Less than three minutes.

That’s how long a ring of burglars who have been targeting businesses across the metro area typically needed to break into a business, seize an ATM machine and flee, law enforcement authorities said Thursday.

But the thieves, who authorities say have made off with more than $500,000 from 100-plus businesses over the past year, spent far more time planning their heists, Slidell Police Chief Randy Smith said at a news conference.

He described a sophisticated operation that involved testing the alarm systems of businesses, sometimes multiple times, and watching to see how quickly police responded. The thieves targeted check-cashing operations and small businesses with ATMs inside them. And while their objective was the cash inside the machines — as much as $20,000 in some cases — they sometimes stole surveillance equipment, too.

But the scheme began unraveling early Sunday morning with the arrest of two suspects whom Slidell police caught breaking into Cash Cow, a check-cashing operation that has been a favorite victim.

Smith said the thieves would trip an alarm at a business over and over again, in the hopes that police would grow lax in responding or think the alarm had a glitch — a sort of “boy who cried wolf” theory.

But the Slidell Police Department, along with its counterparts in Gretna, Kenner and New Orleans as well as the St. Tammany and St. Bernard Parish sheriff’s offices, have been on high alert in recent months, conducting extra surveillance of likely targets, Smith said.

When a burglar alarm went off at the Cash Cow on Gause Boulevard at 4:30 a.m. Sunday, Officer Jason Seals arrived in time to see two men fleeing from the business.

The two led Slidell officers, assisted by State Police and the NOPD, on a chase that ended with the suspects barricading themselves inside a home on Morrison Road in New Orleans East. They surrendered peacefully after a 30-minute standoff.

Allden Jones, 44, and Marvin Hudson, 36, were booked on counts of burglary, aggravated flight from an officer and possession of a stolen vehicle — all stemming from the burglary in Slidell.

Police said they recovered $12,000 that was stolen from the Cash Cow as well as the stolen vehicle.

Investigators believe that others are involved in the operation, including some who worked as lookouts.

Smith said that while conducting the burglaries, the group would designate one person to watch for police while others would break in and use power tools to steal the ATMs or safes in the businesses. They would pry open a door or smash a window to get in, sometimes disabling alarms by cutting electric and phone lines to the business.
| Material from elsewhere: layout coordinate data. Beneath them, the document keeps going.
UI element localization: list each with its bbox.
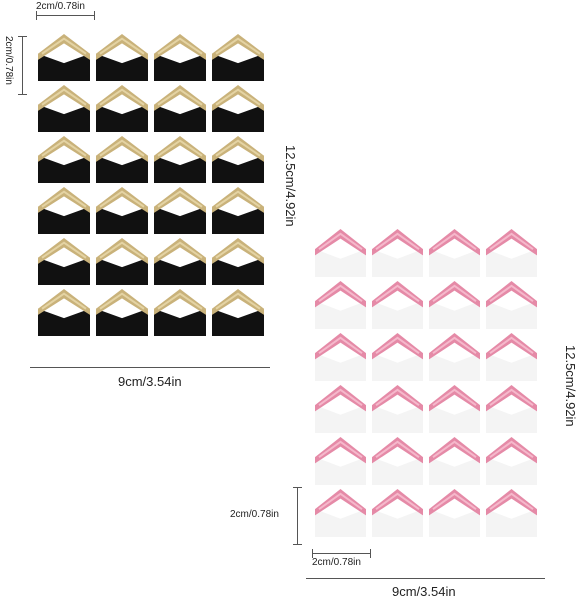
pink-photo-corner [429, 229, 480, 277]
gold-photo-corner [154, 238, 206, 285]
pink-photo-corner [315, 437, 366, 485]
pink-height-label: 12.5cm/4.92in [563, 345, 578, 427]
pink-photo-corner [429, 281, 480, 329]
gold-left-dimension-tick-top [18, 36, 27, 37]
pink-photo-corner [429, 385, 480, 433]
gold-left-dimension-tick-bottom [18, 94, 27, 95]
pink-width-dimension-line [306, 578, 545, 579]
gold-photo-corner [212, 187, 264, 234]
pink-photo-corner [486, 385, 537, 433]
pink-photo-corner [372, 385, 423, 433]
gold-photo-corner [154, 85, 206, 132]
pink-photo-corner [486, 281, 537, 329]
gold-corners-grid [38, 34, 264, 336]
pink-photo-corner [315, 489, 366, 537]
gold-photo-corner [38, 289, 90, 336]
pink-photo-corner [429, 489, 480, 537]
gold-photo-corner [212, 238, 264, 285]
gold-height-label: 12.5cm/4.92in [283, 145, 298, 227]
pink-photo-corner [372, 281, 423, 329]
pink-photo-corner [372, 229, 423, 277]
pink-photo-corner [429, 437, 480, 485]
pink-photo-corner [315, 281, 366, 329]
pink-corners-grid [315, 229, 537, 537]
gold-photo-corner [96, 85, 148, 132]
gold-photo-corner [96, 34, 148, 81]
pink-left-dimension-tick-top [293, 487, 302, 488]
gold-left-dimension-label: 2cm/0.78in [3, 36, 14, 85]
gold-top-dimension-tick-right [94, 11, 95, 20]
pink-bottom-dimension-tick-left [312, 549, 313, 558]
pink-photo-corner [315, 385, 366, 433]
pink-photo-corner [315, 229, 366, 277]
gold-photo-corner [212, 85, 264, 132]
gold-top-dimension-line [36, 15, 94, 16]
pink-bottom-dimension-line [312, 553, 370, 554]
pink-width-label: 9cm/3.54in [392, 584, 456, 599]
gold-top-dimension-label: 2cm/0.78in [36, 1, 85, 12]
pink-left-dimension-line [297, 487, 298, 544]
gold-photo-corner [96, 187, 148, 234]
gold-photo-corner [154, 34, 206, 81]
pink-left-dimension-label: 2cm/0.78in [230, 509, 279, 520]
gold-width-dimension-line [30, 367, 270, 368]
gold-photo-corner [212, 136, 264, 183]
pink-bottom-dimension-tick-right [370, 549, 371, 558]
gold-photo-corner [38, 187, 90, 234]
pink-photo-corner [486, 333, 537, 381]
gold-photo-corner [38, 136, 90, 183]
gold-photo-corner [38, 34, 90, 81]
pink-photo-corner [429, 333, 480, 381]
pink-left-dimension-tick-bottom [293, 544, 302, 545]
gold-photo-corner-sheet [30, 26, 270, 344]
pink-photo-corner [372, 333, 423, 381]
gold-photo-corner [154, 136, 206, 183]
gold-photo-corner [96, 289, 148, 336]
gold-photo-corner [212, 289, 264, 336]
gold-top-dimension-tick-left [36, 11, 37, 20]
pink-photo-corner [372, 489, 423, 537]
pink-photo-corner [315, 333, 366, 381]
gold-photo-corner [96, 238, 148, 285]
pink-photo-corner [486, 437, 537, 485]
gold-photo-corner [96, 136, 148, 183]
pink-photo-corner [372, 437, 423, 485]
pink-photo-corner [486, 229, 537, 277]
gold-photo-corner [212, 34, 264, 81]
gold-width-label: 9cm/3.54in [118, 374, 182, 389]
gold-photo-corner [154, 289, 206, 336]
gold-left-dimension-line [22, 36, 23, 94]
gold-photo-corner [38, 85, 90, 132]
gold-photo-corner [154, 187, 206, 234]
gold-photo-corner [38, 238, 90, 285]
pink-photo-corner-sheet [312, 221, 545, 545]
pink-photo-corner [486, 489, 537, 537]
pink-bottom-dimension-label: 2cm/0.78in [312, 557, 361, 568]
About six of the burglaries occurred in St. Tammany Parish, the first in early May.

Kenner Police Chief Michael Glaser said his agency investigated a Cash Cow burglary on Williams Boulevard on June 9 and increased its presence in that area as a result.

The suspects, who are in St. Tammany Parish Jail, have not cooperated with authorities, Slidell Police spokesman Sgt. Daniel Seuzeneau said. But authorities around the metro area have met to share information and evidence and have linked the suspects to several unsolved, high-dollar burglaries, he said.

The FBI is involved in the investigation because the crimes took place across jurisdictional lines over a large area and because of the potential that there was interstate travel by the perpetrators.

Smith said these arrests are just the beginning and other agencies are expected to file additional charges.